Xle_train = X_train.copy()
Xle_test = X_test.copy()
# Apply label encoder to each column with categorical data
label_encoder = LabelEncoder()
for col in cols_cat:
    Xle_train[col] = label_encoder.fit_transform(X_train[col])
    Xle_test[col] = label_encoder.transform(X_test[col])

In [33]:
# Encode and Build/Score using all Categorical columns

mae = get_random_forest_mae(Xle_train[cols_num + cols_cat], Xle_test[cols_num + cols_cat], y_train, y_test)
print("MAE from Label Encoding all Categorical columns:")
print(mae)

MAE from Label Encoding all Categorical columns:
2154.210619732392


Let's implement **Gradient Boosting Model**


In [34]:
from xgboost import XGBRegressor

#Build and score default Gradient Boosting Model
mdlXgbMlb = XGBRegressor()
mdlXgbMlb.fit(Xle_train[cols_num + cols_cat], y_train)
y_test_pred = mdlXgbMlb.predict(Xle_test[cols_num + cols_cat])
mae = mean_absolute_error(y_test_pred, y_test)

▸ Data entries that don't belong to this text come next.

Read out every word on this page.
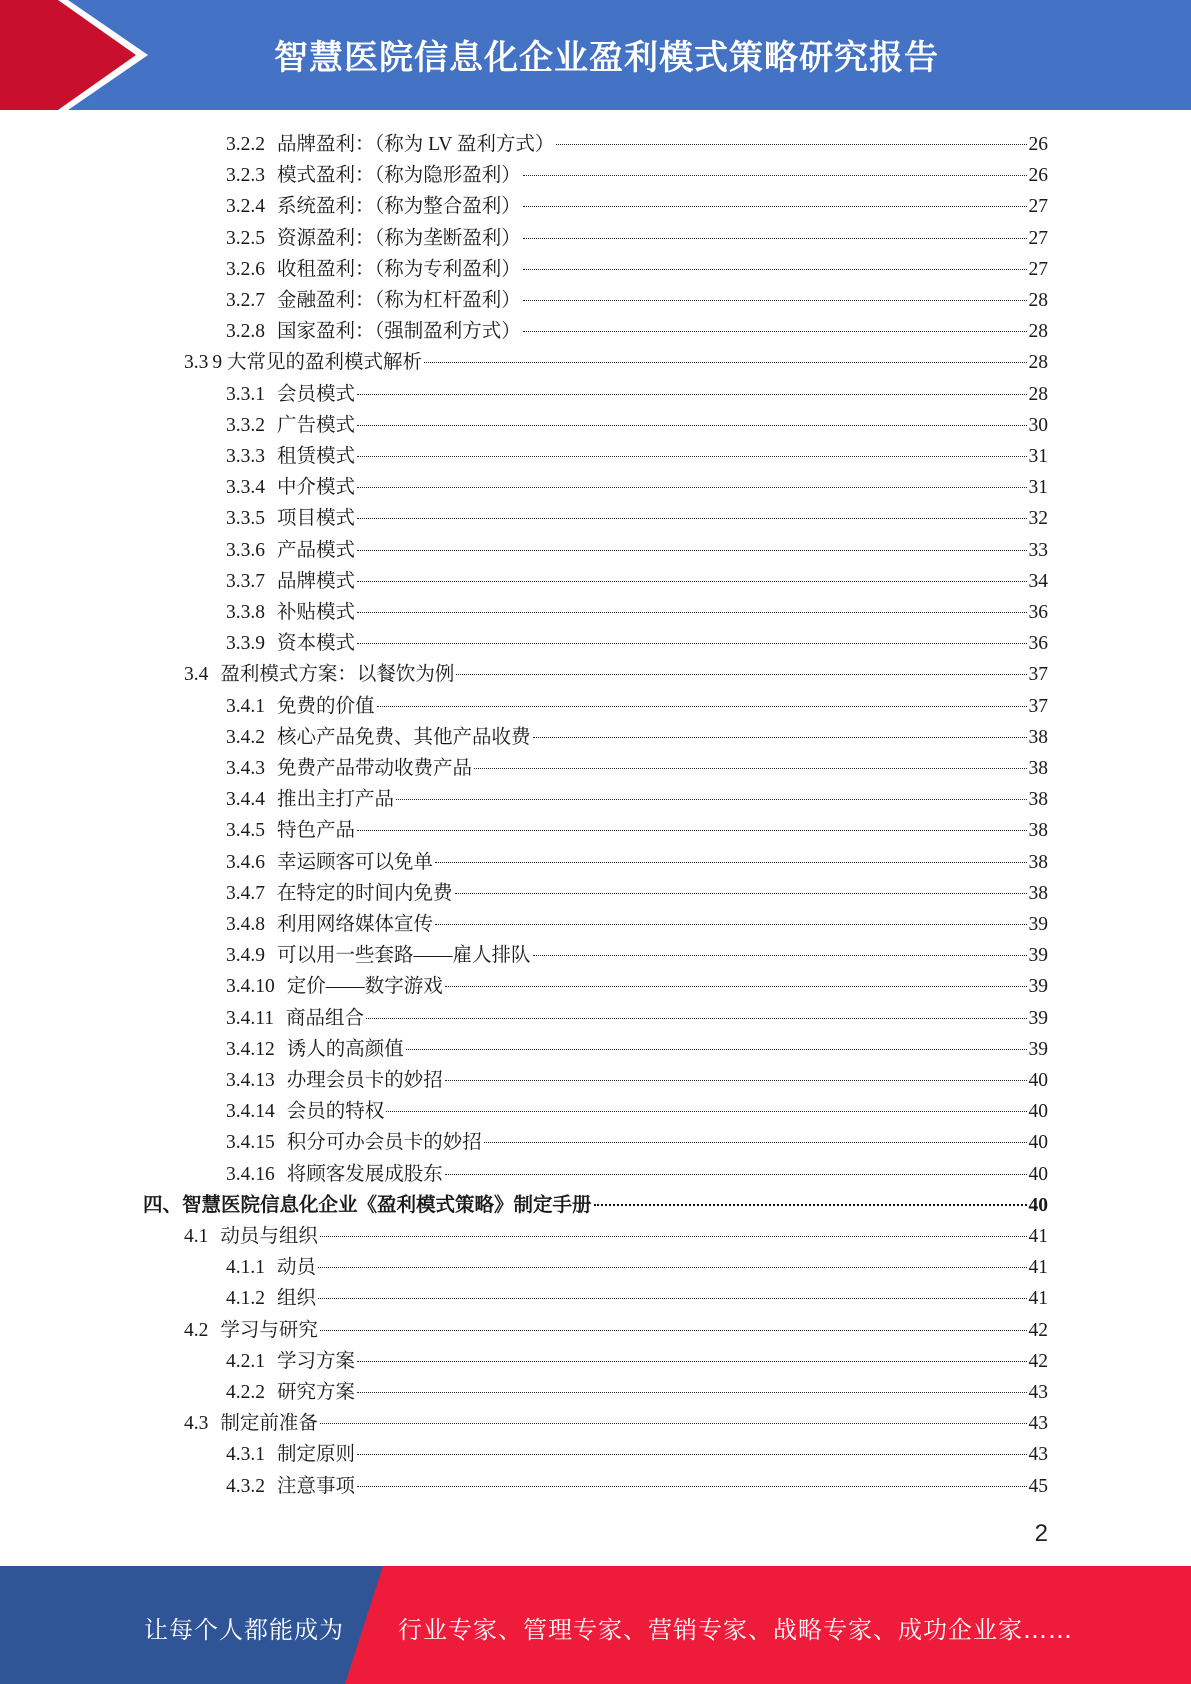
智慧医院信息化企业盈利模式策略研究报告
3.2.2 品牌盈利：（称为 LV 盈利方式）	26
3.2.3 模式盈利：（称为隐形盈利）	26
3.2.4 系统盈利：（称为整合盈利）	27
3.2.5 资源盈利：（称为垄断盈利）	27
3.2.6 收租盈利：（称为专利盈利）	27
3.2.7 金融盈利：（称为杠杆盈利）	28
3.2.8 国家盈利：（强制盈利方式）	28
3.3 9 大常见的盈利模式解析	28
3.3.1 会员模式	28
3.3.2 广告模式	30
3.3.3 租赁模式	31
3.3.4 中介模式	31
3.3.5 项目模式	32
3.3.6 产品模式	33
3.3.7 品牌模式	34
3.3.8 补贴模式	36
3.3.9 资本模式	36
3.4 盈利模式方案：以餐饮为例	37
3.4.1 免费的价值	37
3.4.2 核心产品免费、其他产品收费	38
3.4.3 免费产品带动收费产品	38
3.4.4 推出主打产品	38
3.4.5 特色产品	38
3.4.6 幸运顾客可以免单	38
3.4.7 在特定的时间内免费	38
3.4.8 利用网络媒体宣传	39
3.4.9 可以用一些套路——雇人排队	39
3.4.10 定价——数字游戏	39
3.4.11 商品组合	39
3.4.12 诱人的高颜值	39
3.4.13 办理会员卡的妙招	40
3.4.14 会员的特权	40
3.4.15 积分可办会员卡的妙招	40
3.4.16 将顾客发展成股东	40
四、智慧医院信息化企业《盈利模式策略》制定手册	40
4.1 动员与组织	41
4.1.1 动员	41
4.1.2 组织	41
4.2 学习与研究	42
4.2.1 学习方案	42
4.2.2 研究方案	43
4.3 制定前准备	43
4.3.1 制定原则	43
4.3.2 注意事项	45
2
让每个人都能成为 行业专家、管理专家、营销专家、战略专家、成功企业家……
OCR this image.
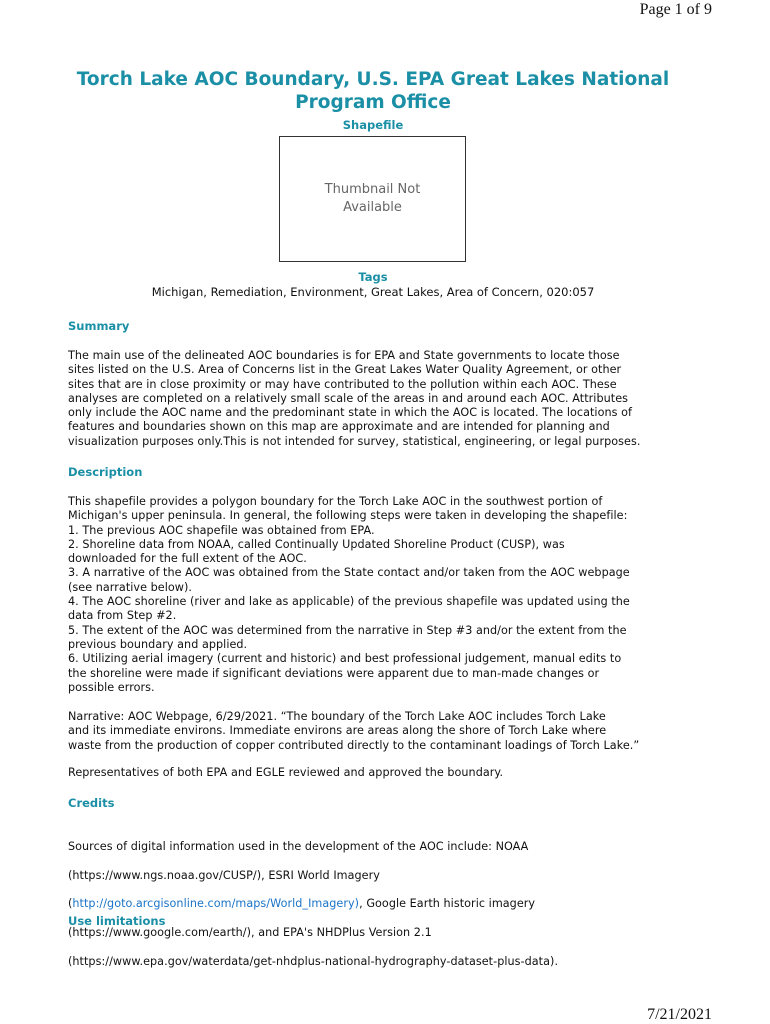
Page 1 of 9
Torch Lake AOC Boundary, U.S. EPA Great Lakes National Program Office
Shapefile
Thumbnail Not Available
Tags
Michigan, Remediation, Environment, Great Lakes, Area of Concern, 020:057
Summary

The main use of the delineated AOC boundaries is for EPA and State governments to locate those
sites listed on the U.S. Area of Concerns list in the Great Lakes Water Quality Agreement, or other
sites that are in close proximity or may have contributed to the pollution within each AOC. These
analyses are completed on a relatively small scale of the areas in and around each AOC. Attributes
only include the AOC name and the predominant state in which the AOC is located. The locations of
features and boundaries shown on this map are approximate and are intended for planning and
visualization purposes only.This is not intended for survey, statistical, engineering, or legal purposes.

Description

This shapefile provides a polygon boundary for the Torch Lake AOC in the southwest portion of
Michigan's upper peninsula. In general, the following steps were taken in developing the shapefile:
1. The previous AOC shapefile was obtained from EPA.
2. Shoreline data from NOAA, called Continually Updated Shoreline Product (CUSP), was
downloaded for the full extent of the AOC.
3. A narrative of the AOC was obtained from the State contact and/or taken from the AOC webpage
(see narrative below).
4. The AOC shoreline (river and lake as applicable) of the previous shapefile was updated using the
data from Step #2.
5. The extent of the AOC was determined from the narrative in Step #3 and/or the extent from the
previous boundary and applied.
6. Utilizing aerial imagery (current and historic) and best professional judgement, manual edits to
the shoreline were made if significant deviations were apparent due to man-made changes or
possible errors.

Narrative: AOC Webpage, 6/29/2021. “The boundary of the Torch Lake AOC includes Torch Lake
and its immediate environs. Immediate environs are areas along the shore of Torch Lake where
waste from the production of copper contributed directly to the contaminant loadings of Torch Lake.”

Representatives of both EPA and EGLE reviewed and approved the boundary.

Credits

Sources of digital information used in the development of the AOC include: NOAA

(https://www.ngs.noaa.gov/CUSP/), ESRI World Imagery

(http://goto.arcgisonline.com/maps/World_Imagery), Google Earth historic imagery

(https://www.google.com/earth/), and EPA's NHDPlus Version 2.1

(https://www.epa.gov/waterdata/get-nhdplus-national-hydrography-dataset-plus-data).

Use limitations
7/21/2021
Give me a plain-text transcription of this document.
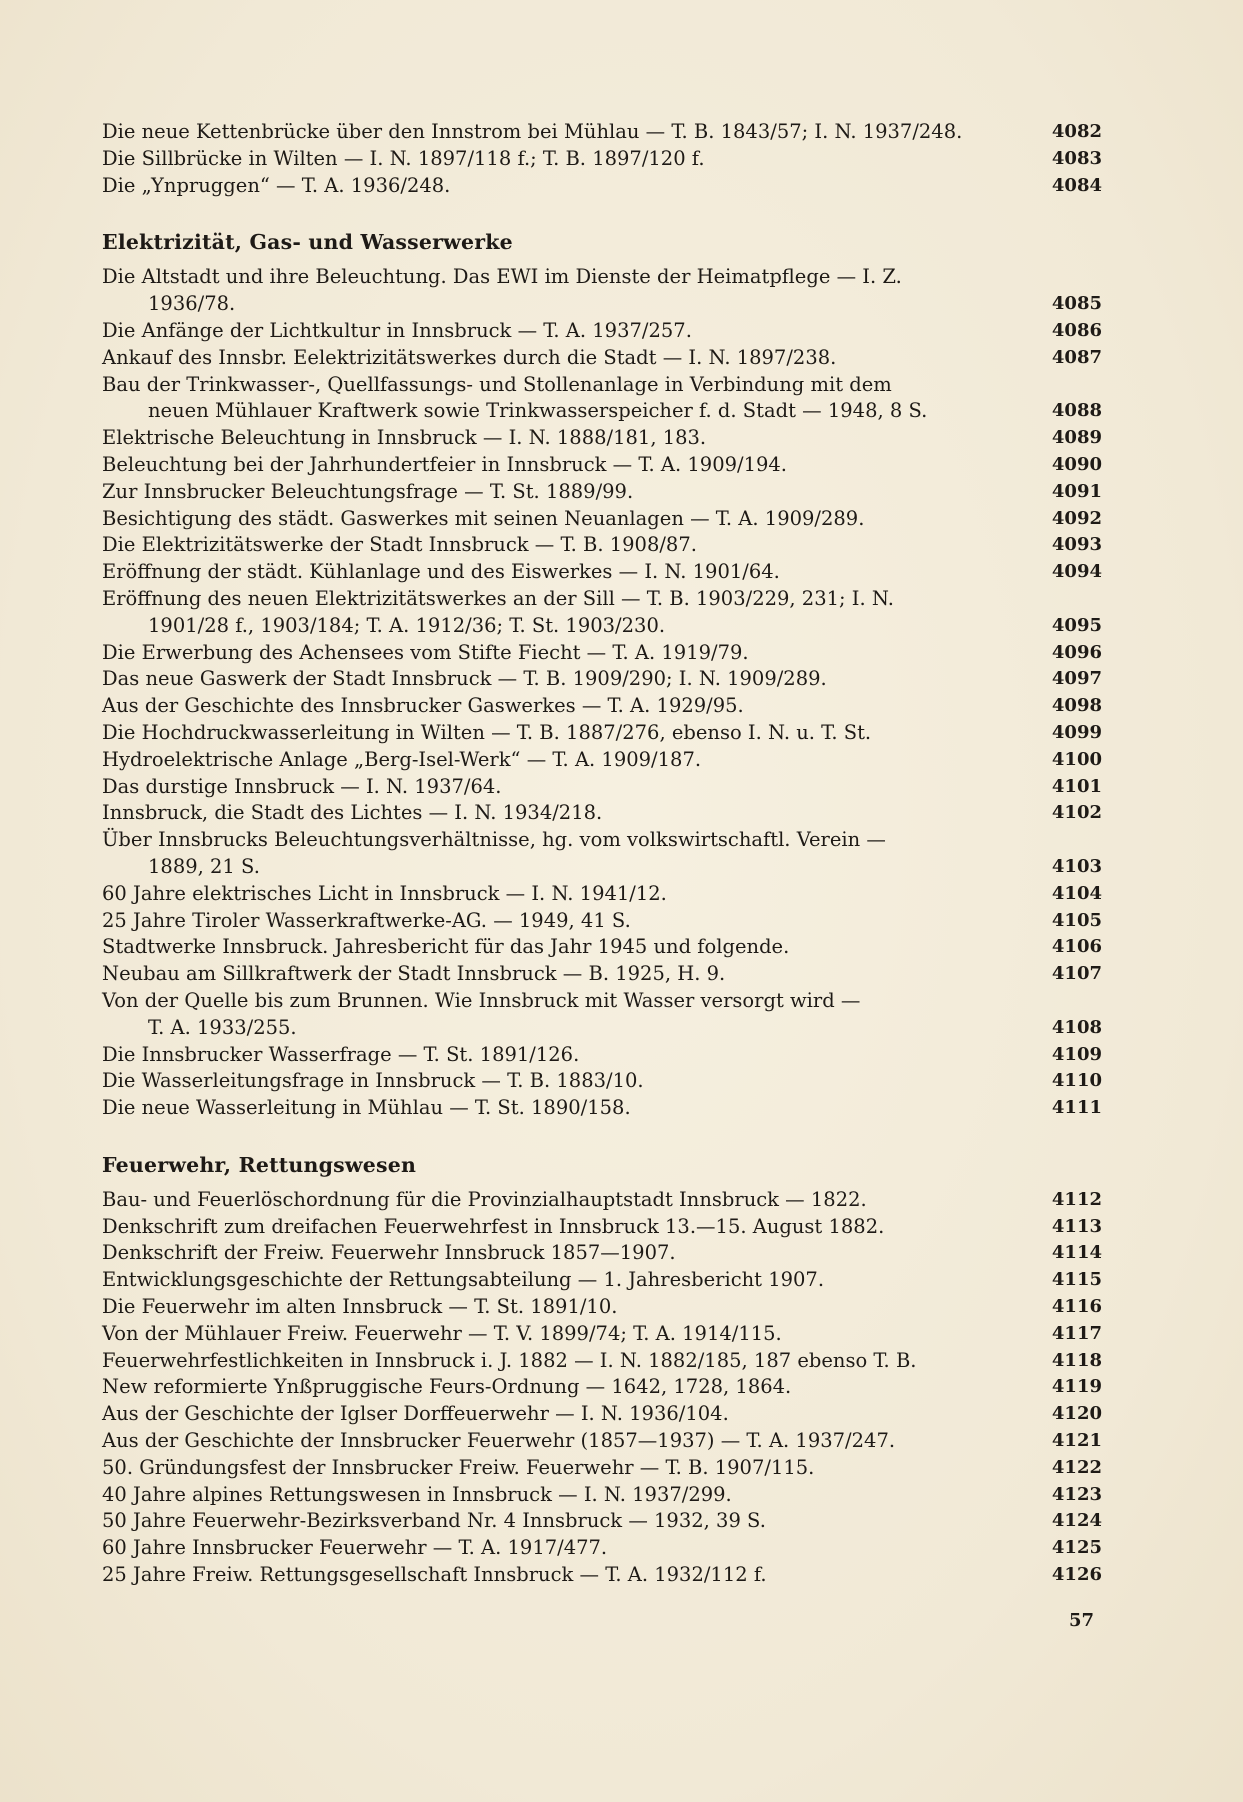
Die neue Kettenbrücke über den Innstrom bei Mühlau — T. B. 1843/57; I. N. 1937/248.	4082
Die Sillbrücke in Wilten — I. N. 1897/118 f.; T. B. 1897/120 f.	4083
Die „Ynpruggen“ — T. A. 1936/248.	4084
Elektrizität, Gas- und Wasserwerke
Die Altstadt und ihre Beleuchtung. Das EWI im Dienste der Heimatpflege — I. Z.
1936/78.	4085
Die Anfänge der Lichtkultur in Innsbruck — T. A. 1937/257.	4086
Ankauf des Innsbr. Eelektrizitätswerkes durch die Stadt — I. N. 1897/238.	4087
Bau der Trinkwasser-, Quellfassungs- und Stollenanlage in Verbindung mit dem
neuen Mühlauer Kraftwerk sowie Trinkwasserspeicher f. d. Stadt — 1948, 8 S.	4088
Elektrische Beleuchtung in Innsbruck — I. N. 1888/181, 183.	4089
Beleuchtung bei der Jahrhundertfeier in Innsbruck — T. A. 1909/194.	4090
Zur Innsbrucker Beleuchtungsfrage — T. St. 1889/99.	4091
Besichtigung des städt. Gaswerkes mit seinen Neuanlagen — T. A. 1909/289.	4092
Die Elektrizitätswerke der Stadt Innsbruck — T. B. 1908/87.	4093
Eröffnung der städt. Kühlanlage und des Eiswerkes — I. N. 1901/64.	4094
Eröffnung des neuen Elektrizitätswerkes an der Sill — T. B. 1903/229, 231; I. N.
1901/28 f., 1903/184; T. A. 1912/36; T. St. 1903/230.	4095
Die Erwerbung des Achensees vom Stifte Fiecht — T. A. 1919/79.	4096
Das neue Gaswerk der Stadt Innsbruck — T. B. 1909/290; I. N. 1909/289.	4097
Aus der Geschichte des Innsbrucker Gaswerkes — T. A. 1929/95.	4098
Die Hochdruckwasserleitung in Wilten — T. B. 1887/276, ebenso I. N. u. T. St.	4099
Hydroelektrische Anlage „Berg-Isel-Werk“ — T. A. 1909/187.	4100
Das durstige Innsbruck — I. N. 1937/64.	4101
Innsbruck, die Stadt des Lichtes — I. N. 1934/218.	4102
Über Innsbrucks Beleuchtungsverhältnisse, hg. vom volkswirtschaftl. Verein —
1889, 21 S.	4103
60 Jahre elektrisches Licht in Innsbruck — I. N. 1941/12.	4104
25 Jahre Tiroler Wasserkraftwerke-AG. — 1949, 41 S.	4105
Stadtwerke Innsbruck. Jahresbericht für das Jahr 1945 und folgende.	4106
Neubau am Sillkraftwerk der Stadt Innsbruck — B. 1925, H. 9.	4107
Von der Quelle bis zum Brunnen. Wie Innsbruck mit Wasser versorgt wird —
T. A. 1933/255.	4108
Die Innsbrucker Wasserfrage — T. St. 1891/126.	4109
Die Wasserleitungsfrage in Innsbruck — T. B. 1883/10.	4110
Die neue Wasserleitung in Mühlau — T. St. 1890/158.	4111
Feuerwehr, Rettungswesen
Bau- und Feuerlöschordnung für die Provinzialhauptstadt Innsbruck — 1822.	4112
Denkschrift zum dreifachen Feuerwehrfest in Innsbruck 13.—15. August 1882.	4113
Denkschrift der Freiw. Feuerwehr Innsbruck 1857—1907.	4114
Entwicklungsgeschichte der Rettungsabteilung — 1. Jahresbericht 1907.	4115
Die Feuerwehr im alten Innsbruck — T. St. 1891/10.	4116
Von der Mühlauer Freiw. Feuerwehr — T. V. 1899/74; T. A. 1914/115.	4117
Feuerwehrfestlichkeiten in Innsbruck i. J. 1882 — I. N. 1882/185, 187 ebenso T. B.	4118
New reformierte Ynßpruggische Feurs-Ordnung — 1642, 1728, 1864.	4119
Aus der Geschichte der Iglser Dorffeuerwehr — I. N. 1936/104.	4120
Aus der Geschichte der Innsbrucker Feuerwehr (1857—1937) — T. A. 1937/247.	4121
50. Gründungsfest der Innsbrucker Freiw. Feuerwehr — T. B. 1907/115.	4122
40 Jahre alpines Rettungswesen in Innsbruck — I. N. 1937/299.	4123
50 Jahre Feuerwehr-Bezirksverband Nr. 4 Innsbruck — 1932, 39 S.	4124
60 Jahre Innsbrucker Feuerwehr — T. A. 1917/477.	4125
25 Jahre Freiw. Rettungsgesellschaft Innsbruck — T. A. 1932/112 f.	4126
57
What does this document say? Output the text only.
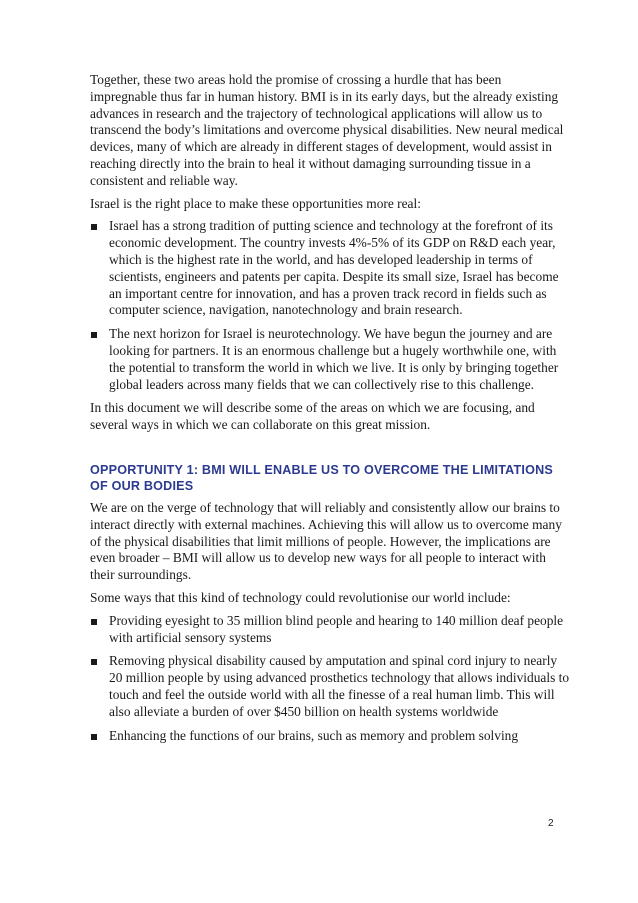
Together, these two areas hold the promise of crossing a hurdle that has been impregnable thus far in human history. BMI is in its early days, but the already existing advances in research and the trajectory of technological applications will allow us to transcend the body’s limitations and overcome physical disabilities. New neural medical devices, many of which are already in different stages of development, would assist in reaching directly into the brain to heal it without damaging surrounding tissue in a consistent and reliable way.

Israel is the right place to make these opportunities more real:

Israel has a strong tradition of putting science and technology at the forefront of its economic development. The country invests 4%-5% of its GDP on R&D each year, which is the highest rate in the world, and has developed leadership in terms of scientists, engineers and patents per capita. Despite its small size, Israel has become an important centre for innovation, and has a proven track record in fields such as computer science, navigation, nanotechnology and brain research.
The next horizon for Israel is neurotechnology. We have begun the journey and are looking for partners. It is an enormous challenge but a hugely worthwhile one, with the potential to transform the world in which we live. It is only by bringing together global leaders across many fields that we can collectively rise to this challenge.

In this document we will describe some of the areas on which we are focusing, and several ways in which we can collaborate on this great mission.

OPPORTUNITY 1: BMI WILL ENABLE US TO OVERCOME THE LIMITATIONS OF OUR BODIES

We are on the verge of technology that will reliably and consistently allow our brains to interact directly with external machines. Achieving this will allow us to overcome many of the physical disabilities that limit millions of people. However, the implications are even broader – BMI will allow us to develop new ways for all people to interact with their surroundings.

Some ways that this kind of technology could revolutionise our world include:

Providing eyesight to 35 million blind people and hearing to 140 million deaf people with artificial sensory systems
Removing physical disability caused by amputation and spinal cord injury to nearly 20 million people by using advanced prosthetics technology that allows individuals to touch and feel the outside world with all the finesse of a real human limb. This will also alleviate a burden of over $450 billion on health systems worldwide
Enhancing the functions of our brains, such as memory and problem solving
2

print("MAE from default XGBoost model:")
print(mae)

#Build and score a tuned Gradient Boosting Model
mdlXgbMlb = XGBRegressor(n_estimators=5000, learning_rate=0.01, max_depth=5)
mdlXgbMlb.fit(Xle_train[cols_num + cols_cat], y_train)
y_test_pred = mdlXgbMlb.predict(Xle_test[cols_num + cols_cat])
mae = mean_absolute_error(y_test_pred, y_test)

print("MAE from tuned XGBoost model:")
print(mae)

MAE from default XGBoost model:
2091.6067442607223


As it can be seen the mean absolute error has the least amount in XGBoost option compared to the other options.